Read Judgment: Ranbir Singh vs. Executive ENG. PWD
New Delhi, September 9, 2021: The Supreme Court has opined that reinstatement cannot be automatic, and the transgression of Section 25F of the Industrial Disputes Act, 1947, being established, suitable compensation would be the appropriate remedy.
Noticing that, though the appellant was reinstated after the award of the Labour Court in 2006, and also taking note of the fact that the appellant was, in all likelihood, employed otherwise, the Division Bench of Justice K.M. Joseph and Justice Pamidighantam Sri Narasimha opined that appellant be paid Rs.3.25 lakhs as lumpsum compensation.
The facts of the case was that the appellant working with the respondent for a period of nearly eight years, was terminated from service without complying with Section 25F of the Industrial Disputes Act, 1947.
When the matter reached Labour Court, it was found that the appellant had indeed worked for 240 days and there was noncompliance of Section 25F of the Act. Hence, the Labour Court awarded reinstatement of the appellant with 25 per cent back wages. This award was however set aside by the High Court, and hence present appeal.
This is a case where it has been found that, though the appellant had worked for 240 days, appellant’s service was terminated, violating the mandatory provisions of Section 25F of the Act, noted the Division Bench.
The Top Court found that the authority involved in this case, apparently, is a public authority, and at the same time, it is common case that the appellant was a daily wager and not a permanent employee.
On the issue whether the termination of the appellant’s service was justified and what was the amount of back wages he was entitled to, it was found, inter alia, that the appellant could not adduce convincing evidence to establish retention of junior workers. There is no finding of unfair trade practice, as such, added the Court.

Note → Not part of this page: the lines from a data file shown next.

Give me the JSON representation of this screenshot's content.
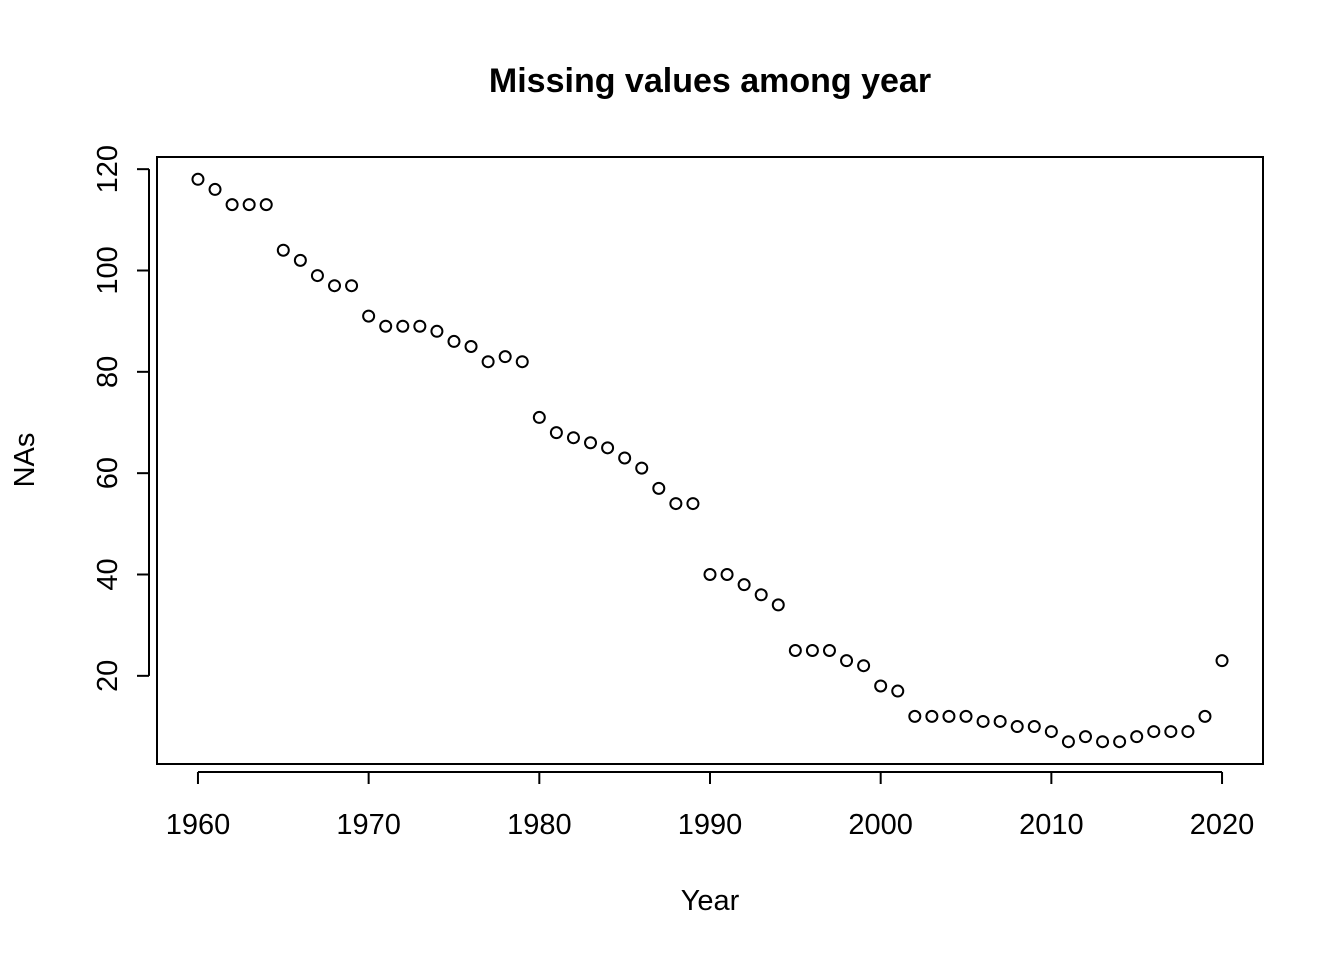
{
  "chart_data": {
    "type": "scatter",
    "title": "Missing values among year",
    "xlabel": "Year",
    "ylabel": "NAs",
    "xlim": [
      1957.6,
      2022.4
    ],
    "ylim": [
      2.6,
      122.4
    ],
    "xticks": [
      1960,
      1970,
      1980,
      1990,
      2000,
      2010,
      2020
    ],
    "yticks": [
      20,
      40,
      60,
      80,
      100,
      120
    ],
    "grid": false,
    "marker": "open-circle",
    "color": "#000000",
    "x": [
      1960,
      1961,
      1962,
      1963,
      1964,
      1965,
      1966,
      1967,
      1968,
      1969,
      1970,
      1971,
      1972,
      1973,
      1974,
      1975,
      1976,
      1977,
      1978,
      1979,
      1980,
      1981,
      1982,
      1983,
      1984,
      1985,
      1986,
      1987,
      1988,
      1989,
      1990,
      1991,
      1992,
      1993,
      1994,
      1995,
      1996,
      1997,
      1998,
      1999,
      2000,
      2001,
      2002,
      2003,
      2004,
      2005,
      2006,
      2007,
      2008,
      2009,
      2010,
      2011,
      2012,
      2013,
      2014,
      2015,
      2016,
      2017,
      2018,
      2019,
      2020
    ],
    "y": [
      118,
      116,
      113,
      113,
      113,
      104,
      102,
      99,
      97,
      97,
      91,
      89,
      89,
      89,
      88,
      86,
      85,
      82,
      83,
      82,
      71,
      68,
      67,
      66,
      65,
      63,
      61,
      57,
      54,
      54,
      40,
      40,
      38,
      36,
      34,
      25,
      25,
      25,
      23,
      22,
      18,
      17,
      12,
      12,
      12,
      12,
      11,
      11,
      10,
      10,
      9,
      7,
      8,
      7,
      7,
      8,
      9,
      9,
      9,
      12,
      23
    ]
  }
}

The Division Bench quoted the judgment of this Court in State of Uttarakhand and another v. Raj Kumar,wherein it was held that the terminated worker should not be denied reinstatement unless there are some other weighty reasons for adopting the course of grant of compensation instead of reinstatement.

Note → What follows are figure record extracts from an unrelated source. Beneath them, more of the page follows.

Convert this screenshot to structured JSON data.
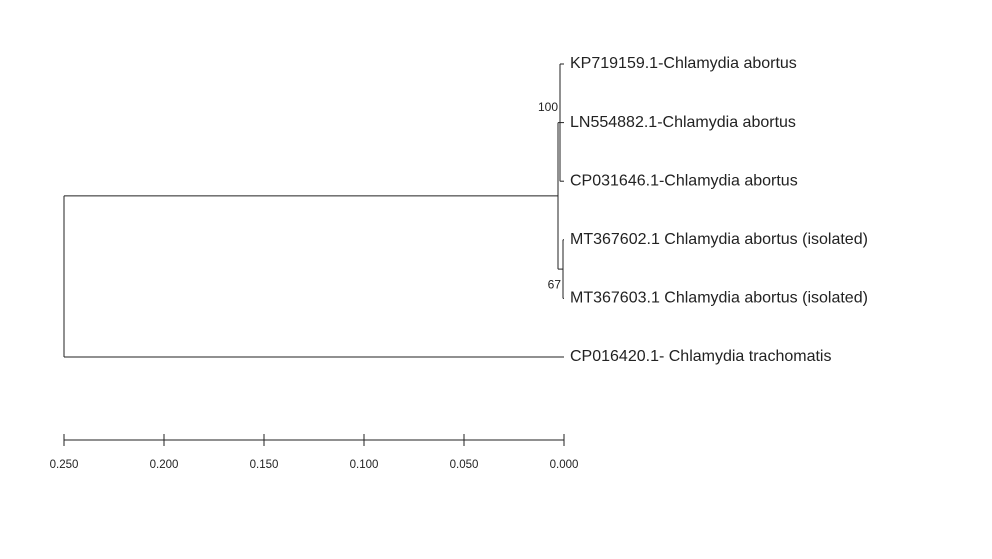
{
  "tree": {
    "height": 0.25,
    "children": [
      {
        "height": 0.003,
        "children": [
          {
            "height": 0.002,
            "support": 100,
            "children": [
              {
                "label": "KP719159.1-Chlamydia abortus"
              },
              {
                "label": "LN554882.1-Chlamydia abortus"
              },
              {
                "label": "CP031646.1-Chlamydia abortus"
              }
            ]
          },
          {
            "height": 0.0005,
            "support": 67,
            "children": [
              {
                "label": "MT367602.1 Chlamydia abortus (isolated)"
              },
              {
                "label": "MT367603.1 Chlamydia abortus (isolated)"
              }
            ]
          }
        ]
      },
      {
        "label": "CP016420.1- Chlamydia trachomatis"
      }
    ]
  },
  "scale": {
    "xlim": [
      0.25,
      0
    ],
    "xticks": [
      {
        "value": 0.25,
        "label": "0.250"
      },
      {
        "value": 0.2,
        "label": "0.200"
      },
      {
        "value": 0.15,
        "label": "0.150"
      },
      {
        "value": 0.1,
        "label": "0.100"
      },
      {
        "value": 0.05,
        "label": "0.050"
      },
      {
        "value": 0,
        "label": "0.000"
      }
    ]
  }
}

This Court, in fact, went on also to note that unlike a private body, in the case of a public body, while it may be open to resort to retrenchment of the workmen on the score that there is non-compliance of Articles 14 and 16 in the appointment, in which case, in the order terminating the services, this must be alluded to, it would still not absolve the public authority from complying with the provisions of Section 25F of the Act and, should it contravene Section 25F, it would amount to an unfair trade practice.
Therefore, the Apex Court partly allowed the appeal and directed for compensation of Rs. 3.25 lakhs to be paid to the appellant.